Gougères

Gougères

By
From
Kitchin Suppers
Makes
25
Photographer
Laura Edwards

When we have friends over I often serve these with pre-dinner drinks, along with cheese straws. I like to use a local Cheddar – we are fortunate to have several to choose from.

Ingredients

Quantity Ingredient
250ml water
15g sea salt
125g unsalted butter
250g plain flour
6 free-range medium eggs, beaten
4 tablespoons full-flavoured cheddar, grated
flaky sea salt
cracked black pepper

Method

  1. Heat the oven to 200°C. Bring the water to the boil in a saucepan. Add the salt and butter and continue to heat until the butter melts and the liquid comes to the boil. Immediately tip in the flour and mix quickly with a wooden spoon until the paste thickens and leaves the sides of the pan.
  2. Remove from the heat and let cool a little for about 5 minutes.
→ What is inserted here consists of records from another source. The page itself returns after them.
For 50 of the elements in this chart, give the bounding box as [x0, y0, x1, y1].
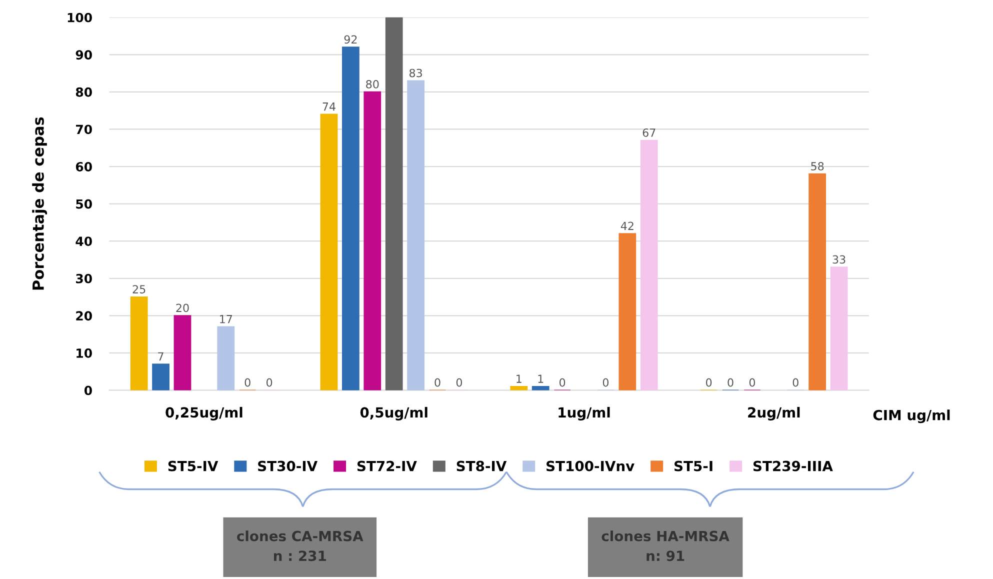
y-tick-label: 20 [76, 311, 92, 321]
data-label: 42 [620, 222, 634, 230]
y-tick-label: 0 [84, 386, 92, 396]
data-label: 0 [266, 378, 272, 387]
data-label: 1 [538, 374, 544, 383]
data-label: 0 [728, 378, 734, 387]
y-tick-label: 40 [76, 236, 92, 246]
data-label: 17 [220, 315, 232, 324]
y-tick-label: 50 [76, 199, 92, 209]
data-label: 74 [322, 102, 336, 111]
y-tick-label: 10 [76, 348, 92, 358]
x-tick-label: 0,5ug/ml [360, 406, 428, 420]
y-tick-label: 30 [76, 274, 92, 284]
data-label: 67 [642, 128, 656, 137]
data-label: 1 [516, 374, 522, 383]
x-tick-label: 2ug/ml [748, 406, 800, 420]
y-tick-label: 80 [76, 87, 92, 97]
y-tick-label: 60 [76, 162, 92, 172]
y-axis-title: Porcentaje de cepas [32, 117, 48, 290]
data-label: 0 [244, 378, 250, 387]
y-tick-label: 70 [76, 124, 92, 134]
legend-label: ST5-IV [168, 460, 218, 472]
x-axis-title: CIM ug/ml [873, 410, 950, 424]
data-label: 0 [560, 378, 566, 387]
data-label: 7 [158, 352, 164, 360]
data-label: 92 [344, 35, 357, 44]
data-label: 83 [409, 68, 422, 78]
data-label: 0 [706, 378, 712, 387]
text: clones HA-MRSA n: 91 [602, 530, 730, 562]
data-label: 80 [366, 80, 379, 88]
data-label: 0 [602, 378, 609, 387]
y-tick-label: 90 [76, 50, 92, 60]
legend-label: ST72-IV [357, 460, 417, 472]
data-label: 0 [749, 378, 756, 387]
data-label: 0 [456, 378, 462, 387]
legend-label: ST5-I [674, 460, 712, 472]
data-label: 0 [792, 378, 798, 387]
legend-label: ST30-IV [258, 460, 318, 472]
text: clones CA-MRSA n : 231 [237, 530, 364, 562]
y-tick-label: 100 [68, 12, 92, 22]
x-tick-label: 1ug/ml [558, 406, 610, 420]
data-label: 0 [434, 378, 440, 387]
legend-label: ST239-IIIA [753, 460, 833, 472]
legend-label: ST100-IVnv [546, 460, 634, 472]
data-label: 25 [132, 285, 146, 294]
data-label: 33 [832, 255, 846, 264]
legend-label: ST8-IV [456, 460, 507, 472]
data-label: 20 [176, 304, 189, 312]
x-tick-label: 0,25ug/ml [166, 406, 242, 420]
data-label: 58 [811, 162, 824, 170]
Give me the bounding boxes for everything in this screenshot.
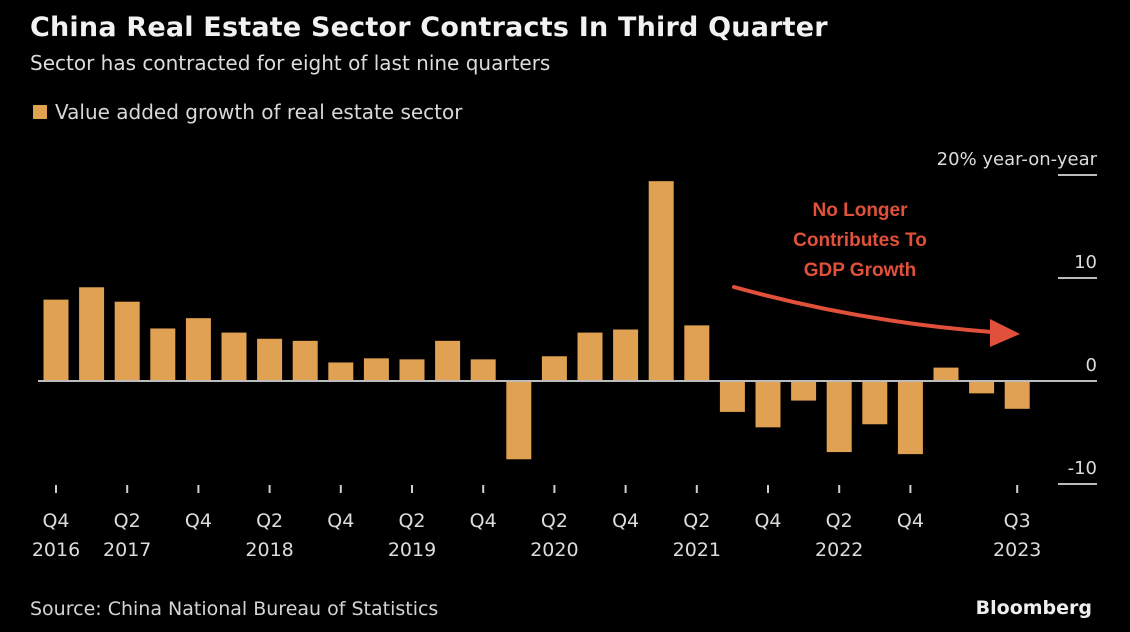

Now gradually beat in the eggs and incorporate the cheese. The mixture should be smooth and thick enough to pipe.
  3. Line a baking tray with baking parchment. Put the choux pastry into a piping fitted with a 1 cm plain nozzle and pipe small balls onto the tray, spacing them slightly apart. Bake for 20 minutes until dry and crisp on the outside but still soft inside.
  4. Serve the little gougères warm from the oven, sprinkled with flaky sea salt and cracked pepper.